Beitragvon Mad » So Sep 01, 2013 16:54

Welfenprinz hat geschrieben:Ja okay.
Habt ihr schon was mit Scheibenegge gemacht?
Also vorweg, ich steh der auf schwerem Boden negativ gegenüber. Sieht zwar optisch schön aus, wie gepflügt, aber die "abgehobelte" Schicht trocknet meienr Erfahrung anch schnell aus und die Rückverfestigung ist schwer.

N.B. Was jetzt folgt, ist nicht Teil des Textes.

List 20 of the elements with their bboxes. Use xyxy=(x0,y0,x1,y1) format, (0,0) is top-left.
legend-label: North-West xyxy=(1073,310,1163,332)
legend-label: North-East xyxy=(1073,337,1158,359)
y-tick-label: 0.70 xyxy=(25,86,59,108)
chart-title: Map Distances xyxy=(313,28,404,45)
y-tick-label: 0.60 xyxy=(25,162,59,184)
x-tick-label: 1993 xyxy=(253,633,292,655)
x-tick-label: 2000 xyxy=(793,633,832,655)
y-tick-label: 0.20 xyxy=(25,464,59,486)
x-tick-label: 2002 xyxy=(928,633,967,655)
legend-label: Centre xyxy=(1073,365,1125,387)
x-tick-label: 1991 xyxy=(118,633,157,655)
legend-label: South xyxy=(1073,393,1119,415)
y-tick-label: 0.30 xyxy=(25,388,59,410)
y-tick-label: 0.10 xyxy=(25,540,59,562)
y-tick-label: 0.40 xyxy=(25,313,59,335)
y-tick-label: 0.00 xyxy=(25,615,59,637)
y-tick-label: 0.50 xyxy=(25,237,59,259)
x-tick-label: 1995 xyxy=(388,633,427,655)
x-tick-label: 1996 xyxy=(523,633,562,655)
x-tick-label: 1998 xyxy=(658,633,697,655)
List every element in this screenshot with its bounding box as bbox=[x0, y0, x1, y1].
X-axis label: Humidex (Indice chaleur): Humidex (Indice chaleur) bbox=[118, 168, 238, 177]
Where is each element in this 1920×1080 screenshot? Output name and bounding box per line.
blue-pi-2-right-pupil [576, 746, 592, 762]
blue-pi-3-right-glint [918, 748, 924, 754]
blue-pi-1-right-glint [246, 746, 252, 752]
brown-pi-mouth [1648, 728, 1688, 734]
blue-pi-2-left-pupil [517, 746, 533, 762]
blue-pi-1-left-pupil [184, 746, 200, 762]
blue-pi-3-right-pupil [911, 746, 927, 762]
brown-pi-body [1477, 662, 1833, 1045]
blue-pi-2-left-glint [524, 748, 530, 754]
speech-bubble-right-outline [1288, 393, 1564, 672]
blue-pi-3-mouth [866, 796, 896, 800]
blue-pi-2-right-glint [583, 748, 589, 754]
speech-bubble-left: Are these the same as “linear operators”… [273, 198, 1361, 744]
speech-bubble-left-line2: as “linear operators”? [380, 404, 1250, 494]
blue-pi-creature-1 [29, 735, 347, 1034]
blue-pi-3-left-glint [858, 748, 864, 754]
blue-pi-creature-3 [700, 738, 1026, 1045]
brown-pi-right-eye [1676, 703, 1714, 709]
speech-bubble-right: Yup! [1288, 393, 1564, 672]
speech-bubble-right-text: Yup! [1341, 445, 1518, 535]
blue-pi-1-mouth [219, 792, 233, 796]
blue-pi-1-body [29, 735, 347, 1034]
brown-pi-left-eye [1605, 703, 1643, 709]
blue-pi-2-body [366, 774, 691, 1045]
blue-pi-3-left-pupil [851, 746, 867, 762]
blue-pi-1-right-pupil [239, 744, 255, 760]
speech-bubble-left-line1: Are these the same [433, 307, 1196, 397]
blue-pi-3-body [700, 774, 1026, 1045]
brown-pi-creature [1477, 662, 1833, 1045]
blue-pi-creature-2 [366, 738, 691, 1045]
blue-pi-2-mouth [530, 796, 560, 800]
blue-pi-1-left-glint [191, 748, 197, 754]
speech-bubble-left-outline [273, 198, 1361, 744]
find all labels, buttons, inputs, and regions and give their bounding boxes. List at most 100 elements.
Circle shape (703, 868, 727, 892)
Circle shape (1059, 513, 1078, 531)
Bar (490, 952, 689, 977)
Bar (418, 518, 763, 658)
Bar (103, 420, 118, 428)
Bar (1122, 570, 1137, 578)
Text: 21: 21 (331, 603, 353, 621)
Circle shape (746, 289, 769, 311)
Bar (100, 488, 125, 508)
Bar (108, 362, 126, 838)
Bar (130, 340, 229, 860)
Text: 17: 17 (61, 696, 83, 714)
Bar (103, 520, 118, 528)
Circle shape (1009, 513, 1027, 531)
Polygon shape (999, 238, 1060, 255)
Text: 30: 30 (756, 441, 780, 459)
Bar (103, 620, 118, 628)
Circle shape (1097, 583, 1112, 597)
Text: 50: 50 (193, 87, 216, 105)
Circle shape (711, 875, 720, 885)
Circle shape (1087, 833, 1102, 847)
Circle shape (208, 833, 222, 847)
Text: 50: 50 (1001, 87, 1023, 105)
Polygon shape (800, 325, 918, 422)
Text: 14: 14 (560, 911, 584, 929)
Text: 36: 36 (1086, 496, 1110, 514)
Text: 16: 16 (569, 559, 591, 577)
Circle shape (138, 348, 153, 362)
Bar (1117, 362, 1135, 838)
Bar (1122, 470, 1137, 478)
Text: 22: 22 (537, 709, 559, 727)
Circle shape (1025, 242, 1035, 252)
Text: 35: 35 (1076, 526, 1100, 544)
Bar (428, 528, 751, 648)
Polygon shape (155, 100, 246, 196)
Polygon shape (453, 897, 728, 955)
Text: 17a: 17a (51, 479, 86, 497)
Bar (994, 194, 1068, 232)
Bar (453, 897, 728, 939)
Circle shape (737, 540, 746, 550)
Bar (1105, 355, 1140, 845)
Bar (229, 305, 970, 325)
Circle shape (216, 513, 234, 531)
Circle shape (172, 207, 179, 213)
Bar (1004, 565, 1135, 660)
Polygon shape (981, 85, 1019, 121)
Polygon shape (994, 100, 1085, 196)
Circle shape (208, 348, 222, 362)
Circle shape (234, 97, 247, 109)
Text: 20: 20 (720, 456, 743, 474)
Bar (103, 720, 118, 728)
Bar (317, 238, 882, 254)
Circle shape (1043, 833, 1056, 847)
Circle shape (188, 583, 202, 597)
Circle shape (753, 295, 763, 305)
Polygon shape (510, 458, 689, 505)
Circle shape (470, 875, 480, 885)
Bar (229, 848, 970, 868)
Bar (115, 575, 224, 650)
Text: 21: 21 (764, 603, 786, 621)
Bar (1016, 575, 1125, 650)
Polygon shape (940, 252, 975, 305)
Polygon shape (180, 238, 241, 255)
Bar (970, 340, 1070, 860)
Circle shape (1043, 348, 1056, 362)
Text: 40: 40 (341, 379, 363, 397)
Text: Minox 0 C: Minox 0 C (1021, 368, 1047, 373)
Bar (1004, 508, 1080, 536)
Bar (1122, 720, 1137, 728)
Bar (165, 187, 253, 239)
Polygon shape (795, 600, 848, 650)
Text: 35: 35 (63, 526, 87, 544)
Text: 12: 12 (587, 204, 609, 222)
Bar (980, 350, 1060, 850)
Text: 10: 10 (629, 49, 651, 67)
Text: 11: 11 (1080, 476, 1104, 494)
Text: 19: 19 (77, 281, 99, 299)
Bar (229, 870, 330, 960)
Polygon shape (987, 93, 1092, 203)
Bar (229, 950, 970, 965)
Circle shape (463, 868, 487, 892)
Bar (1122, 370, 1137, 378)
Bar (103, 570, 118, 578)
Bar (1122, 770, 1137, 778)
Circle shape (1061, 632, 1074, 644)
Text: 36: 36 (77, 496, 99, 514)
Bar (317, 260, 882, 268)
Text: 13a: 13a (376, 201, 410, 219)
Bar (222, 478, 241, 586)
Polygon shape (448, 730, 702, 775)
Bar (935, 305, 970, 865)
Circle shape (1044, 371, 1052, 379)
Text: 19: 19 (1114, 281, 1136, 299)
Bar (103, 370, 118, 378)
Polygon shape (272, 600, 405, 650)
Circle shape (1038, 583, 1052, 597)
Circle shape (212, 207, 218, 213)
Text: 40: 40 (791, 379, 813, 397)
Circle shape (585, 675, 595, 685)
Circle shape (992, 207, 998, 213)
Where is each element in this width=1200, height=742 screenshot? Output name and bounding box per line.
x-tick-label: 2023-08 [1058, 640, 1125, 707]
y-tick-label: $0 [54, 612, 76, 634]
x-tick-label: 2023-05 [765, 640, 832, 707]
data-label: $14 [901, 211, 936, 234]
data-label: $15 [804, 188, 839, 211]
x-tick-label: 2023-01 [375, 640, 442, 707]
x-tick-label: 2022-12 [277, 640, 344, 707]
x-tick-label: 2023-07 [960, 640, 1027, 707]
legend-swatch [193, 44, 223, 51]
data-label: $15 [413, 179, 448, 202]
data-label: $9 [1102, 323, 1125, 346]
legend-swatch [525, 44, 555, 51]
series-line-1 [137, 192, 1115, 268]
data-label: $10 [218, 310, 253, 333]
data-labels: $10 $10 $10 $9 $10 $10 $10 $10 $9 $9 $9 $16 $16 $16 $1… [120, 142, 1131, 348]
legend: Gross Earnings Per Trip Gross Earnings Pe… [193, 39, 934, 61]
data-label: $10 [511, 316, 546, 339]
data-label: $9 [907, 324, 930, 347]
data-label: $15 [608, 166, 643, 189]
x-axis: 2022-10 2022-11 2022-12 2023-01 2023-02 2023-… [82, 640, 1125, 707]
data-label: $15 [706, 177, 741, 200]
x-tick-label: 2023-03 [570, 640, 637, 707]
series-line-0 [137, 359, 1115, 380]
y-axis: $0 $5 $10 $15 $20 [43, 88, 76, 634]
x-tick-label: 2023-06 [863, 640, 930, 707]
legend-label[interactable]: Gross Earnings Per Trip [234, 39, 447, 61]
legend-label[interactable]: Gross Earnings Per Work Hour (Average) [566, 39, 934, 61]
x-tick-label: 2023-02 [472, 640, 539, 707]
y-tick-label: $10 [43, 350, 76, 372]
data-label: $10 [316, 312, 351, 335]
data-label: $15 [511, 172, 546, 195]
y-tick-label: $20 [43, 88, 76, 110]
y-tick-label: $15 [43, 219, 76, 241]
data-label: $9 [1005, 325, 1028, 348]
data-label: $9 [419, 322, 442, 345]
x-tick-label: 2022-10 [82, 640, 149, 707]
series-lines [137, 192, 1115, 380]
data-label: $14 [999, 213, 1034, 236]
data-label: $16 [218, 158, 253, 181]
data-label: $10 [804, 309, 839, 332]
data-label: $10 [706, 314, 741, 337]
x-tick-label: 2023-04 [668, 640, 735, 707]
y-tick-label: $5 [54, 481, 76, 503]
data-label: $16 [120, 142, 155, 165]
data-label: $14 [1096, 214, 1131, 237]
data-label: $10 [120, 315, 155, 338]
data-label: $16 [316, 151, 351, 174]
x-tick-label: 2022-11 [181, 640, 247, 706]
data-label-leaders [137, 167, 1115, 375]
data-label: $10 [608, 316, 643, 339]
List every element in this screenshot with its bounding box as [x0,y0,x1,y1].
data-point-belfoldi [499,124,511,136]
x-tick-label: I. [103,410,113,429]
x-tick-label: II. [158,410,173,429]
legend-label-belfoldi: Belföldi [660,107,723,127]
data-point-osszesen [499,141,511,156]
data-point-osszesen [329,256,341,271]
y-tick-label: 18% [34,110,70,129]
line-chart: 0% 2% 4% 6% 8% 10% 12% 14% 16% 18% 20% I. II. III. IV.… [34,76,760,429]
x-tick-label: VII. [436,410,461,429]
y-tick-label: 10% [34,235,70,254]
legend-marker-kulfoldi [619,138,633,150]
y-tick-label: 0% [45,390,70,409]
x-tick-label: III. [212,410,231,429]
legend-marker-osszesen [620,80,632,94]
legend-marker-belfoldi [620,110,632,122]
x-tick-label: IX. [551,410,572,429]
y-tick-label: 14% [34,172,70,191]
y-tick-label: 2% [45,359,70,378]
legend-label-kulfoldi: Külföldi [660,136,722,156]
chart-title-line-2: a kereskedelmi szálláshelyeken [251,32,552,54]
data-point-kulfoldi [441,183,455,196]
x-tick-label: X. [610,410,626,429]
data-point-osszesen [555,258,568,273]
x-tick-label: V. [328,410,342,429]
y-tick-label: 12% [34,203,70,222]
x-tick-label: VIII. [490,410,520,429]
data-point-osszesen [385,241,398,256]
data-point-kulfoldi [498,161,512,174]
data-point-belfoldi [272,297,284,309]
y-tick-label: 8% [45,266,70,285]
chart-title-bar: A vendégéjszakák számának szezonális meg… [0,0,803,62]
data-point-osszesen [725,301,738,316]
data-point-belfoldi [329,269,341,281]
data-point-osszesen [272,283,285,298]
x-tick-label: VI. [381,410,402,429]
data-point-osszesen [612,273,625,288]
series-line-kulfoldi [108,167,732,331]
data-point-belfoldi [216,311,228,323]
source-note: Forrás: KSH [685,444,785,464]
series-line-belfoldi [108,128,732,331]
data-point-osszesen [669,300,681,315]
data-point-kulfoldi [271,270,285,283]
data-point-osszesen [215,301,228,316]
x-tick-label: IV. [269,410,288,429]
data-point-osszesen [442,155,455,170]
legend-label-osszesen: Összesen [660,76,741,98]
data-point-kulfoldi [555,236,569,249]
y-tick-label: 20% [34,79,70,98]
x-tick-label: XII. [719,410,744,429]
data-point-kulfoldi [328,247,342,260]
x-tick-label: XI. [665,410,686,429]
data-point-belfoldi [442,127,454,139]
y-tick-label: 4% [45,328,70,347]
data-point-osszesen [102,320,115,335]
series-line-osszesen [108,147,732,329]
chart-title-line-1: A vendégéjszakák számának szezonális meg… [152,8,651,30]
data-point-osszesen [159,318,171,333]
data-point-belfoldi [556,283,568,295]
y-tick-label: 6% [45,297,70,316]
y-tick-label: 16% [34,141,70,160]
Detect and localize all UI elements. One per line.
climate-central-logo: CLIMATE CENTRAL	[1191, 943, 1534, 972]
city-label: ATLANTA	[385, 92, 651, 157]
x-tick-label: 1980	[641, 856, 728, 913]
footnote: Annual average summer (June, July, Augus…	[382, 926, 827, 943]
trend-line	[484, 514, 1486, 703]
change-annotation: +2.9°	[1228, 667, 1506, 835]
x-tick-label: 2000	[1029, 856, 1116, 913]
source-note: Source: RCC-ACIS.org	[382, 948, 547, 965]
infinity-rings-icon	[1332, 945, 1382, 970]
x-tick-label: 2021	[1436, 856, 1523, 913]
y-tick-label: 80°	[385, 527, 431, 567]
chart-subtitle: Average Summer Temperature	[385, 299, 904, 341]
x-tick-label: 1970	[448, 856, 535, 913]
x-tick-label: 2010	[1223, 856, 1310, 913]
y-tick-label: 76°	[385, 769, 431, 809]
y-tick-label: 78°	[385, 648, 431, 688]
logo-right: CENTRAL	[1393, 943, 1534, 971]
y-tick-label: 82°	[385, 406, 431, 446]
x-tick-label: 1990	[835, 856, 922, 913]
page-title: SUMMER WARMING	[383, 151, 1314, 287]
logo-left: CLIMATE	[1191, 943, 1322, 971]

Ich habe schon mit einer gearbeitet aber das meist nur als Vorarbeit zur Saat.
Bei einer Kurzscheibenegge würde ich darauf achten, dass dort ein sehr schwerer Nachläufer angebaut ist, der ziemlich jeden cm wieder gut rückverfestigt. Meiner Meinung nach das perfekte Gerät um Ausfallgetreide zum Auflaufen zu bringen. Vor der Saat würde ich sie nur je nach Witterung einsetzen. Wenns trocken ist und man sehr flach vorarbeiten will um den Boden nicht noch weiter auszutrocknen.

Irgendwann habe ich auch eine Kurzscheibenegge. In meinen Augen gehört sie auf jeden Mulchsaatbetrieb.